On the Feature Learning in Diffusion Models
Andi Han, Wei Huang, Yuan Cao, Difan Zou
TL;DR
This work develops a theoretical framework to analyze how diffusion models learn features during training and contrasts it with supervised classification. In a two-patch data setting with orthogonal signal and noise, diffusion models exhibit balanced learning of signal and noise, with the stationary weight alignment obeying a ratio of Θ(n SNR^2). Classification, by contrast, shows a phase transition governed by n SNR^2, where high values favor signal learning and low values favor memorizing noise.
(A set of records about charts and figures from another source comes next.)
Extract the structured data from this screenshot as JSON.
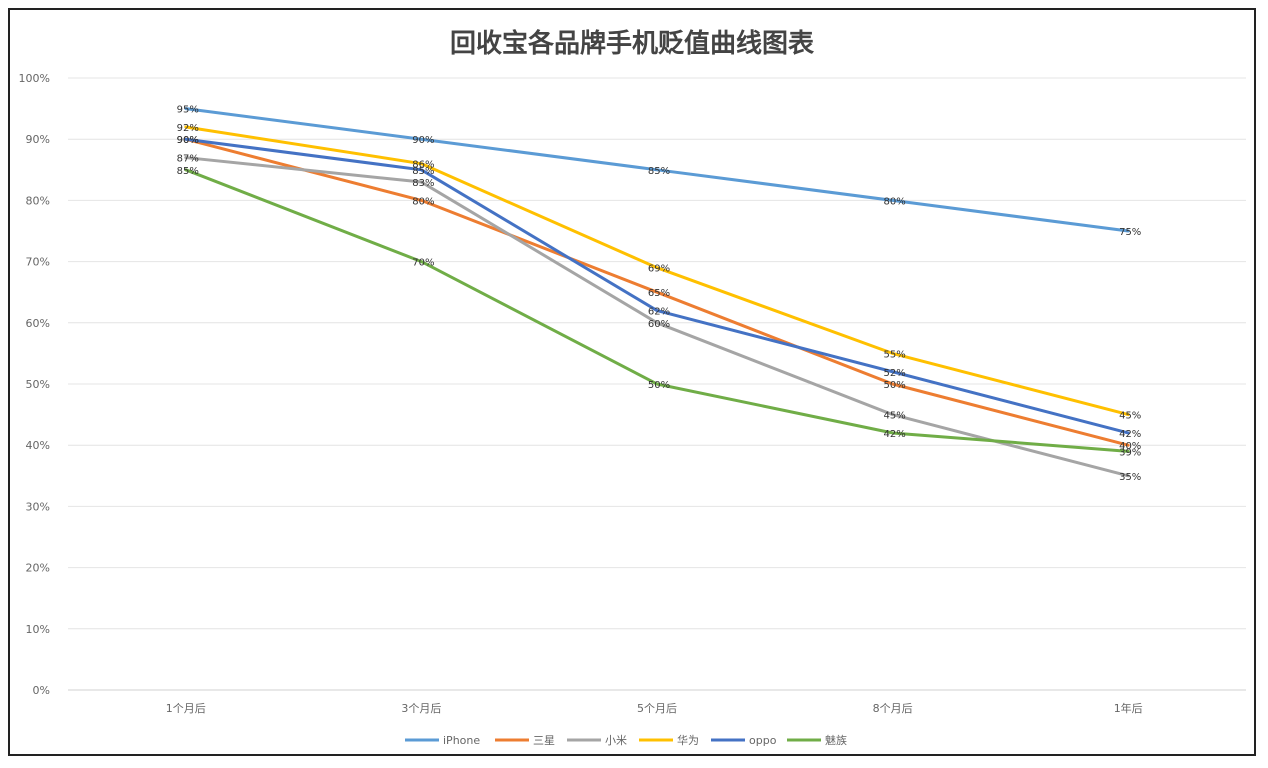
{
  "chart_data": {
    "type": "line",
    "title": "回收宝各品牌手机贬值曲线图表",
    "categories": [
      "1个月后",
      "3个月后",
      "5个月后",
      "8个月后",
      "1年后"
    ],
    "y_ticks": [
      "0%",
      "10%",
      "20%",
      "30%",
      "40%",
      "50%",
      "60%",
      "70%",
      "80%",
      "90%",
      "100%"
    ],
    "ylim": [
      0,
      100
    ],
    "grid": true,
    "legend_position": "bottom",
    "series": [
      {
        "name": "iPhone",
        "color": "#5b9bd5",
        "values": [
          95,
          90,
          85,
          80,
          75
        ],
        "labels": [
          "95%",
          "90%",
          "85%",
          "80%",
          "75%"
        ]
      },
      {
        "name": "三星",
        "color": "#ed7d31",
        "values": [
          90,
          80,
          65,
          50,
          40
        ],
        "labels": [
          "90%",
          "80%",
          "65%",
          "50%",
          "40%"
        ]
      },
      {
        "name": "小米",
        "color": "#a5a5a5",
        "values": [
          87,
          83,
          60,
          45,
          35
        ],
        "labels": [
          "87%",
          "83%",
          "60%",
          "45%",
          "35%"
        ]
      },
      {
        "name": "华为",
        "color": "#ffc000",
        "values": [
          92,
          86,
          69,
          55,
          45
        ],
        "labels": [
          "92%",
          "86%",
          "69%",
          "55%",
          "45%"
        ]
      },
      {
        "name": "oppo",
        "color": "#4472c4",
        "values": [
          90,
          85,
          62,
          52,
          42
        ],
        "labels": [
          "90%",
          "85%",
          "62%",
          "52%",
          "42%"
        ]
      },
      {
        "name": "魅族",
        "color": "#70ad47",
        "values": [
          85,
          70,
          50,
          42,
          39
        ],
        "labels": [
          "85%",
          "70%",
          "50%",
          "42%",
          "39%"
        ]
      }
    ]
  }
}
Experiments on synthetic data and real-world Noisy-MNIST/MNIST demonstrate the predicted dynamics: diffusion maintains balanced feature learning across regimes, while classification tends to shortcut by focusing on either signal or noise, depending on the SNR. The findings offer insights into the robustness and representation-learning power of diffusion models and point to extensions to more complex data, conditional/latent diffusion, and other generative paradigms.
Abstract
The predominant success of diffusion models in generative modeling has spurred significant interest in understanding their theoretical foundations. In this work, we propose a feature learning framework aimed at analyzing and comparing the training dynamics of diffusion models with those of traditional classification models. Our theoretical analysis demonstrates that diffusion models, due to the denoising objective, are encouraged to learn more balanced and comprehensive representations of the data. In contrast, neural networks with a similar architecture trained for classification tend to prioritize learning specific patterns in the data, often focusing on easy-to-learn components. To support these theoretical insights, we conduct several experiments on both synthetic and real-world datasets, which empirically validate our findings and highlight the distinct feature learning dynamics in diffusion models compared to classification.